Based on Pit Agarmen’s novel (a form in which this story doubtlessly worked better), Dominique Rocher’s feature debut “The Night Eats the World” focuses on an isolated guy’s boredom and loneliness after an outbreak of the flesh-eating undead leaves him trapped in a Parisian apartment building. The very definition of a well-made movie that nonetheless really needn’t have been made at all, Rocher’s entry into the canon will attract a few zombie completists, but provide little fun for the average genre buff and underwhelming reward for art-house audiences.
At the start, Sam (talented Norwegian thesp Anders Danielsen Lie, star of Joachim Trier’s “Oslo, August 31st”) shows up at his ex-girlfriend’s door, a grudging errand — evidently it was not a happy parting — made more unpleasant by the discovery that she and her new boyfriend are hosting a crowded party. Wanting only to retrieve some personal possessions she’d accidentally taken with her, he retreats to a back office room and locks the door. Upon finding the stuff he’s after, he improbably — given his agitated, annoyed mood — falls asleep in an armchair. When he wakes up, he discovers the rest of the apartment has been trashed, its walls spattered with blood.
After an alarming brief encounter with the now-undead hosts and a survey of the street outside, Sam quickly grasps the situation (apparently he’s seen the same movies we have) and barricades himself in for a long haul as quite possibly the last non-cannibalistic human left in Paris. The non-living population is fast-moving and ravenous. Fortunately for him, they’re also too stupid to break down a locked door or climb up to a second-floor balcony.
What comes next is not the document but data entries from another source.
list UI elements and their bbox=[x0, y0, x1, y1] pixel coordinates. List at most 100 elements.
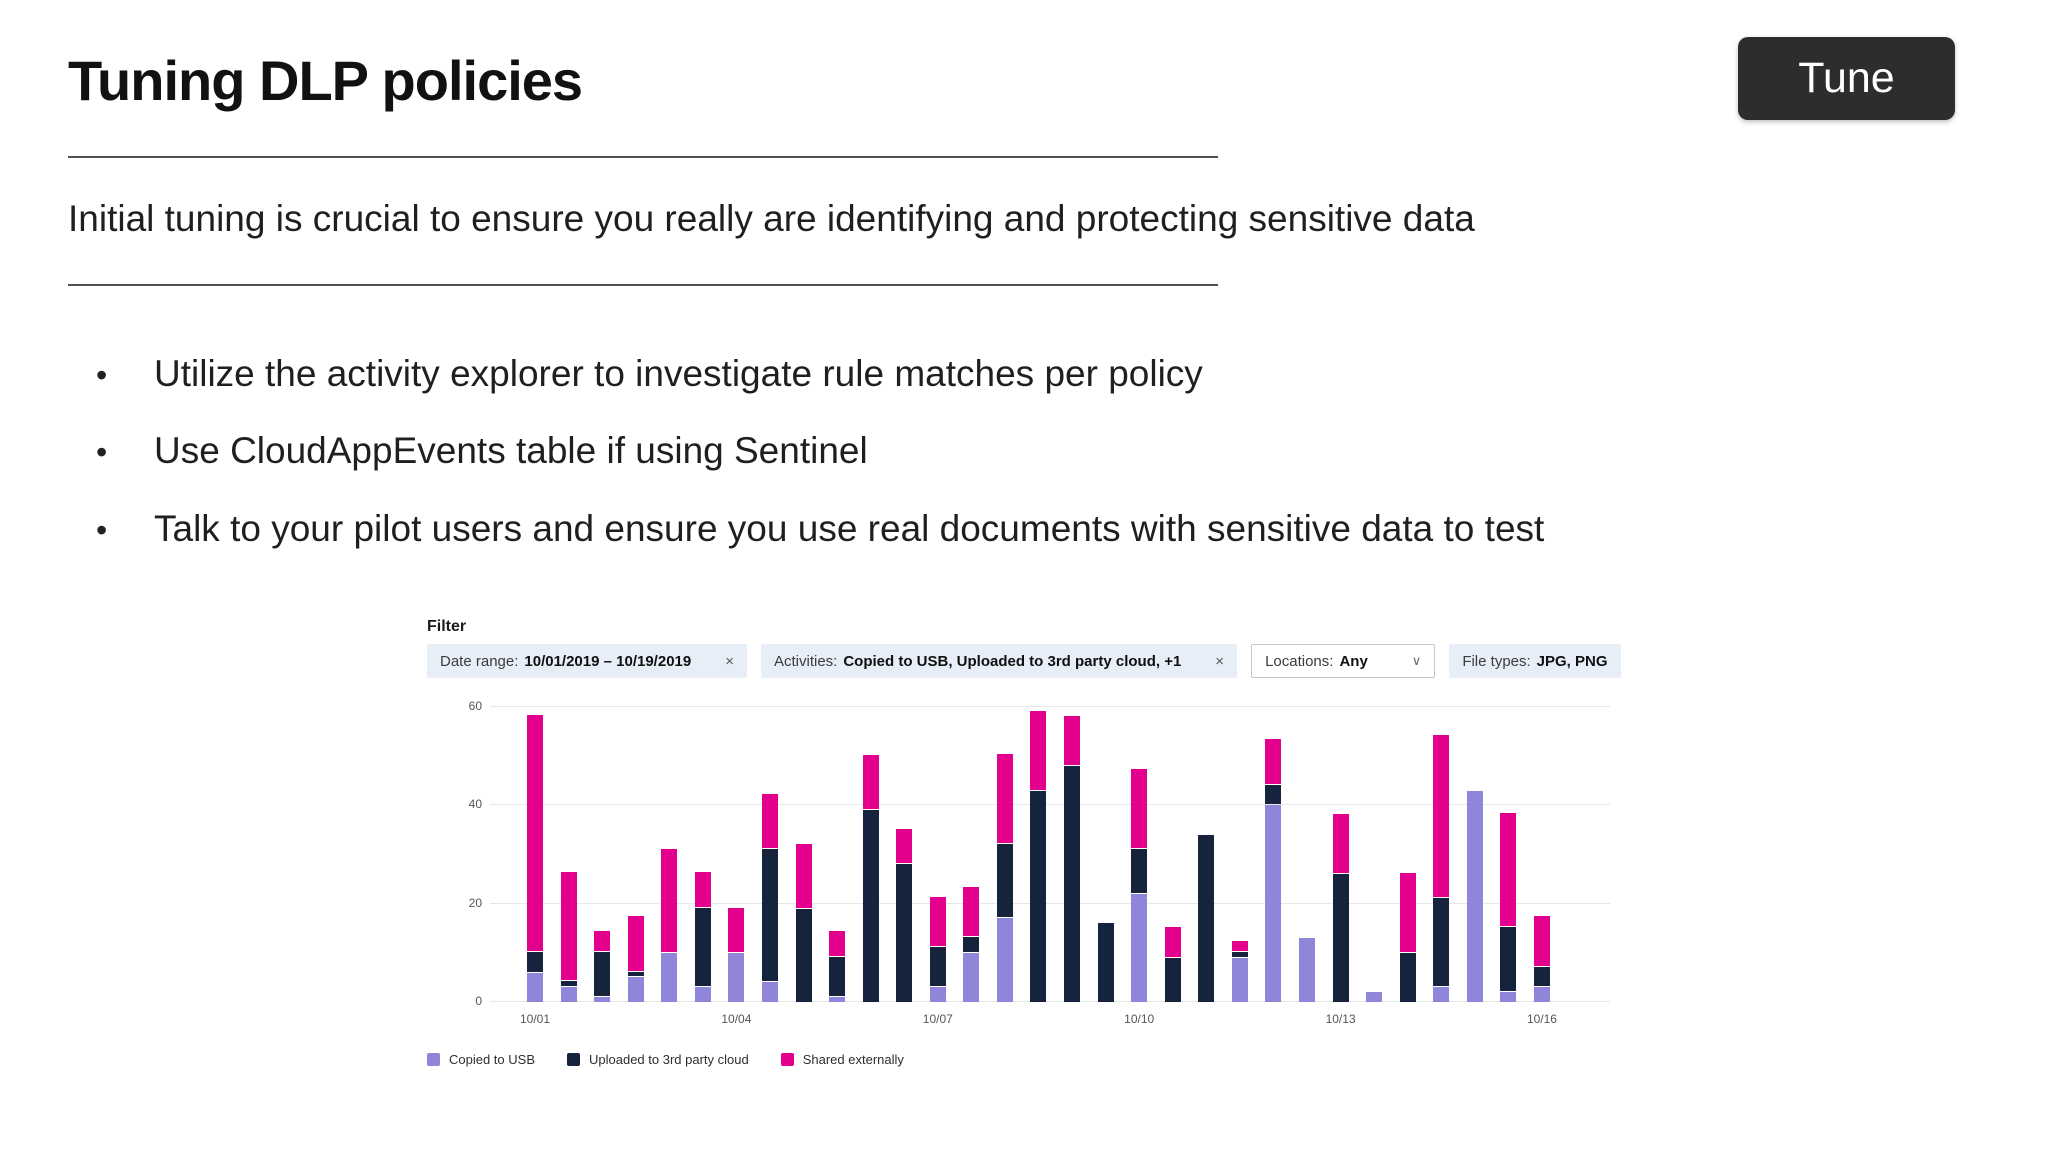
bar-segment-uploaded-to-3rd-party-cloud bbox=[1030, 790, 1047, 1002]
bar-stack bbox=[896, 828, 913, 1002]
chip-prefix: Activities: bbox=[773, 652, 838, 670]
bar-stack bbox=[1433, 734, 1450, 1002]
gridline bbox=[490, 706, 1610, 707]
bar-stack bbox=[862, 755, 879, 1002]
bar-segment-uploaded-to-3rd-party-cloud bbox=[594, 951, 611, 997]
bullet-item: • Use CloudAppEvents table if using Senti… bbox=[96, 429, 1544, 473]
bar-stack bbox=[929, 896, 946, 1002]
bar-segment-uploaded-to-3rd-party-cloud bbox=[862, 810, 879, 1002]
bar-segment-uploaded-to-3rd-party-cloud bbox=[1533, 966, 1550, 987]
bar-stack bbox=[1366, 992, 1383, 1002]
x-axis-label: 10/01 bbox=[519, 1012, 551, 1026]
bar-segment-copied-to-usb bbox=[761, 982, 778, 1002]
legend-swatch-icon bbox=[427, 1053, 440, 1066]
bar-segment-copied-to-usb bbox=[963, 952, 980, 1002]
bar-segment-uploaded-to-3rd-party-cloud bbox=[929, 946, 946, 987]
bar-segment-uploaded-to-3rd-party-cloud bbox=[1265, 784, 1282, 805]
chip-prefix: Date range: bbox=[440, 652, 519, 670]
bar-segment-copied-to-usb bbox=[1131, 893, 1148, 1002]
legend-item[interactable]: Uploaded to 3rd party cloud bbox=[567, 1052, 749, 1067]
bar-stack bbox=[1533, 916, 1550, 1002]
bar-stack bbox=[1299, 938, 1316, 1002]
bar-segment-uploaded-to-3rd-party-cloud bbox=[896, 864, 913, 1002]
bullet-dot-icon: • bbox=[96, 511, 108, 548]
bar-segment-uploaded-to-3rd-party-cloud bbox=[996, 843, 1013, 918]
bar-segment-copied-to-usb bbox=[560, 987, 577, 1002]
bullet-text: Utilize the activity explorer to investi… bbox=[154, 353, 1203, 394]
bar-segment-shared-externally bbox=[594, 931, 611, 951]
bar-stack bbox=[527, 714, 543, 1002]
bar-segment-shared-externally bbox=[1533, 916, 1550, 966]
chevron-down-icon[interactable]: ∨ bbox=[1411, 653, 1422, 668]
filter-chip[interactable]: File types: JPG, PNG bbox=[1449, 644, 1621, 678]
chip-value: Copied to USB, Uploaded to 3rd party clo… bbox=[843, 652, 1182, 670]
bar-segment-uploaded-to-3rd-party-cloud bbox=[527, 951, 543, 972]
filter-chip[interactable]: Locations: Any ∨ bbox=[1251, 644, 1436, 678]
bar-segment-shared-externally bbox=[1030, 710, 1047, 790]
chip-value: JPG, PNG bbox=[1536, 652, 1608, 670]
filter-chip[interactable]: Date range: 10/01/2019 – 10/19/2019 × bbox=[427, 644, 747, 678]
bar-segment-uploaded-to-3rd-party-cloud bbox=[627, 971, 644, 977]
stacked-bar-chart: 0 20 40 60 10/01 10/04 10/07 10/10 10/13 10/16 bbox=[469, 699, 1610, 1026]
legend-swatch-icon bbox=[780, 1053, 794, 1066]
filter-chip[interactable]: Activities: Copied to USB, Uploaded to 3r… bbox=[760, 644, 1238, 678]
bar-segment-copied-to-usb bbox=[1265, 805, 1282, 1002]
bar-segment-shared-externally bbox=[795, 843, 812, 908]
bar-segment-copied-to-usb bbox=[1500, 992, 1517, 1002]
bar-segment-uploaded-to-3rd-party-cloud bbox=[761, 848, 778, 982]
bar-segment-copied-to-usb bbox=[527, 972, 543, 1002]
bar-segment-uploaded-to-3rd-party-cloud bbox=[829, 956, 846, 997]
bullet-text: Use CloudAppEvents table if using Sentin… bbox=[154, 430, 868, 472]
bar-segment-shared-externally bbox=[862, 755, 879, 810]
bar-segment-shared-externally bbox=[1332, 814, 1349, 874]
bar-segment-copied-to-usb bbox=[1231, 957, 1248, 1002]
y-axis-label: 0 bbox=[475, 994, 482, 1008]
bar-segment-uploaded-to-3rd-party-cloud bbox=[963, 937, 980, 952]
bullet-dot-icon: • bbox=[96, 357, 108, 393]
bar-segment-shared-externally bbox=[527, 714, 543, 951]
bar-stack bbox=[1198, 834, 1215, 1002]
bar-segment-uploaded-to-3rd-party-cloud bbox=[795, 908, 812, 1002]
activity-explorer-chart: Filter Date range: 10/01/2019 – 10/19/201… bbox=[427, 612, 1621, 1102]
bar-stack bbox=[661, 848, 678, 1002]
bar-segment-shared-externally bbox=[1500, 813, 1517, 927]
bar-segment-copied-to-usb bbox=[829, 997, 846, 1002]
bar-segment-shared-externally bbox=[929, 896, 946, 946]
tune-button[interactable]: Tune bbox=[1738, 37, 1955, 120]
bar-segment-shared-externally bbox=[694, 872, 711, 907]
page-title: Tuning DLP policies bbox=[68, 49, 583, 112]
bar-segment-shared-externally bbox=[1265, 739, 1282, 784]
chip-close-icon[interactable]: × bbox=[725, 652, 734, 670]
bar-segment-shared-externally bbox=[1231, 941, 1248, 951]
bar-stack bbox=[1064, 715, 1081, 1002]
y-axis-label: 40 bbox=[468, 797, 482, 812]
bar-segment-copied-to-usb bbox=[728, 952, 745, 1002]
bar-segment-copied-to-usb bbox=[929, 987, 946, 1002]
bar-segment-copied-to-usb bbox=[996, 918, 1013, 1002]
chip-close-icon[interactable]: × bbox=[1215, 652, 1225, 670]
bullet-dot-icon: • bbox=[96, 434, 108, 471]
bar-segment-uploaded-to-3rd-party-cloud bbox=[694, 907, 711, 987]
bar-stack bbox=[1097, 923, 1114, 1002]
bar-stack bbox=[1500, 813, 1517, 1002]
x-axis-label: 10/13 bbox=[1325, 1012, 1356, 1026]
legend-label: Uploaded to 3rd party cloud bbox=[589, 1052, 749, 1067]
gridline bbox=[490, 804, 1610, 806]
bar-segment-copied-to-usb bbox=[1433, 987, 1450, 1002]
bar-segment-shared-externally bbox=[1064, 715, 1081, 765]
legend-item[interactable]: Shared externally bbox=[780, 1052, 904, 1067]
bar-segment-shared-externally bbox=[896, 828, 913, 864]
x-axis-label: 10/10 bbox=[1124, 1012, 1155, 1026]
bar-segment-copied-to-usb bbox=[1366, 992, 1383, 1002]
gridline bbox=[490, 1001, 1610, 1002]
bar-segment-shared-externally bbox=[1433, 734, 1450, 897]
bar-stack bbox=[1332, 814, 1349, 1002]
bar-segment-copied-to-usb bbox=[594, 997, 611, 1002]
legend-label: Shared externally bbox=[802, 1052, 904, 1067]
legend-item[interactable]: Copied to USB bbox=[427, 1052, 535, 1067]
bar-segment-copied-to-usb bbox=[661, 952, 678, 1002]
bar-segment-uploaded-to-3rd-party-cloud bbox=[1131, 848, 1148, 893]
bar-stack bbox=[1131, 768, 1148, 1002]
bar-segment-shared-externally bbox=[627, 916, 644, 971]
bullet-item: • Utilize the activity explorer to invest… bbox=[96, 352, 1544, 396]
Raiding other flats for weapons and supplies, he soon has control of the entire building, but inevitably struggles to keep himself amused. As do we.
“Night” is polished and lively in its assembly, particularly as far as DP Jordane Chouzenoux and editor Isabelle Manquillet’s contributions go. Still, they can only do so much to camouflage the fact that there isn’t much going on here. Sam nearly gets himself killed trying to lure a stray cat off the street; he settles instead for the very one-sided companionship of an old man (Denis Lavant) turned zombie who gawps at him from his elevator-shaft cage.
Eventually he gets some real company in the form of another not-yet-zombified survivor (exiled Iranian thesp Golshifteh Farahani). But we don’t find out much about her and, less explicably, over 90 minutes’ course, we find out very little about Sam. What was his life like “before”? Who does he miss? What did he “do”? Perhaps he was a musician — although a few scenes in which Lie pounds a handy drum set or “plays” household items (like empty wine bottles) seem less an expression of character than a demonstration of an actor’s skill set, as well as a somewhat gratuitous distraction from the general plotlessness.
There’s an action climax, more or less. But by then, we hardly care, and the fade out doesn’t provide any fresh reason to. Many zombie films have been worse-made than this one — most of them, really — yet whether they aimed for terror, muscular action, comedy, or simply gore, at least they aimed somewhere. This relatively “realistic,” first-person solo perspective fails to be fundamentally interesting because, despite its capable star, he’s given no defined character to play. Nor is that blank slate’s humanity underlined or complicated by notable narrative invention, let alone any profound existential dimensions.
Even within the fairly small number of movies about a lone (or nearly-alone) survivor facing some endless apocalyptic or purgatorial non-future, “Night” is short on ideas. Another recent literary adaptation, “The Wall” from Austrian novelist Marlen Haushofer’s bestseller, eked far more from a similarly isolated premise, to name just one example. That film felt like an enigmatic parable. “The Night Eats the World” just feels like several rudderless months stuck in a building with a guy who probably wasn’t all that fascinating before zombies struck, and isn’t any more so now. There isn’t much entertainment or other value in sensing the novelty of the situation wear thin, just as he does.
Professionally accomplished on all levels — no matter that it might have made a better 20-minute short — “Night” has already been released in France. The version screening at Tribeca is English-language, with the performers evidently speaking their limited dialogue in takes separate from those used in the French release, as opposed to being dubbed for international distribution.